5.3.Nu beide akten inhoudelijk tegenstrijdig zijn, bestaat er naar het oordeel van de rechtbank grote twijfel over de afstamming van [verzoeker]. Wel blijkt uit de geboorteakte van [verzoeker] dat hij bij de geboorteaangifte de geslachtsnaam [achternaam] verkreeg. Ten tijde van de geboorte van [verzoeker] was van toepassing de Wet op het Nederlanderschap en het ingezetenschap van 12 december 1892. Voor de vaststelling van de nationaliteit van [verzoeker] is het, gelet op de bepalingen van genoemde wet, van belang dat komt vast te staan of er al dan niet sprake is van een erkenning door de biologische vader van [verzoeker]. De rechtbank heeft daarom, gelet op de onduidelijkheid met betrekking tot de afstamming van [verzoeker], de zaak wederom pro forma aangehouden, thans met de opdracht aan [verzoeker] zorg te dragen voor een DNA-rapport waaruit dient te blijken dat [vader van verzoeker] zijn biologische vader is.
5.4.Na de laatste mondelinge behandeling heeft de rechtbank, ondanks verzonden herinneringen gedateerd 9 augustus 2010, 28 januari 2011 en 13 mei 2011, niets meer van verzoeker vernomen.

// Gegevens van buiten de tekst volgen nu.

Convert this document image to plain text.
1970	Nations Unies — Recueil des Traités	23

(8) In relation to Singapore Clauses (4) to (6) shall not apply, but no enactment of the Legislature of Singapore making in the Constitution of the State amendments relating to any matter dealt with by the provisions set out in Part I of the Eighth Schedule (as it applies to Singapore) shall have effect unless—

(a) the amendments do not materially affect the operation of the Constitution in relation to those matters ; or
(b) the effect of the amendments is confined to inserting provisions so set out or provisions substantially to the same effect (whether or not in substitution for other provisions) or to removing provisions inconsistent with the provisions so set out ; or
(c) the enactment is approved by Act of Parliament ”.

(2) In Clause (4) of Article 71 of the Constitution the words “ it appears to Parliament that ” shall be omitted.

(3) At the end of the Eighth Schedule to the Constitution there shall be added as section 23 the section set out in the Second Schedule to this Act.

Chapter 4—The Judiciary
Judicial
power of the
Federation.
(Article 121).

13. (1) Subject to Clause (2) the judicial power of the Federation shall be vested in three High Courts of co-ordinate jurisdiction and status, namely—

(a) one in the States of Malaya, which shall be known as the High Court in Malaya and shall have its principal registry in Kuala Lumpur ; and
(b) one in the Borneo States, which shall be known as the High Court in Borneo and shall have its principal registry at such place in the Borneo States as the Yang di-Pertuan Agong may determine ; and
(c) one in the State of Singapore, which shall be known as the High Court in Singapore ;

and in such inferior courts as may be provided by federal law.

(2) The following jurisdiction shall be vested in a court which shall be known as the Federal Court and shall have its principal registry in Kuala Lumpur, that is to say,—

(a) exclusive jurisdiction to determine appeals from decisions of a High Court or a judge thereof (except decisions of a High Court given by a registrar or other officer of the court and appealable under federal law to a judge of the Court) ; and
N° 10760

In de laatste herinnering is medegedeeld dat de rechtbank ervan uit gaat dat het DNA-rapport niet meer komt en er een beschikking gegeven kan worden, indien binnen twee maanden geen reactie is ontvangen.
5.5.Nu niet is komen vast te staan dat [verzoeker] tijdens zijn minderjarigheid door zijn vader is erkend dient het verzoek, ook ten aanzien van de kinderen van [verzoeker], te worden afgewezen.
5.6.Deze beschikking is mede gegeven door mr. Weiss in plaats van mr. Van den Steenhoven, omdat laatstgenoemde inmiddels geen rechter meer is.
De rechtbank wijst het verzoek af.
Deze beschikking is gegeven door mr. I.F. Dam, E. Kouwenhoven en E. Weiss en is uitgesproken ter openbare terechtzitting van 6 september 2011.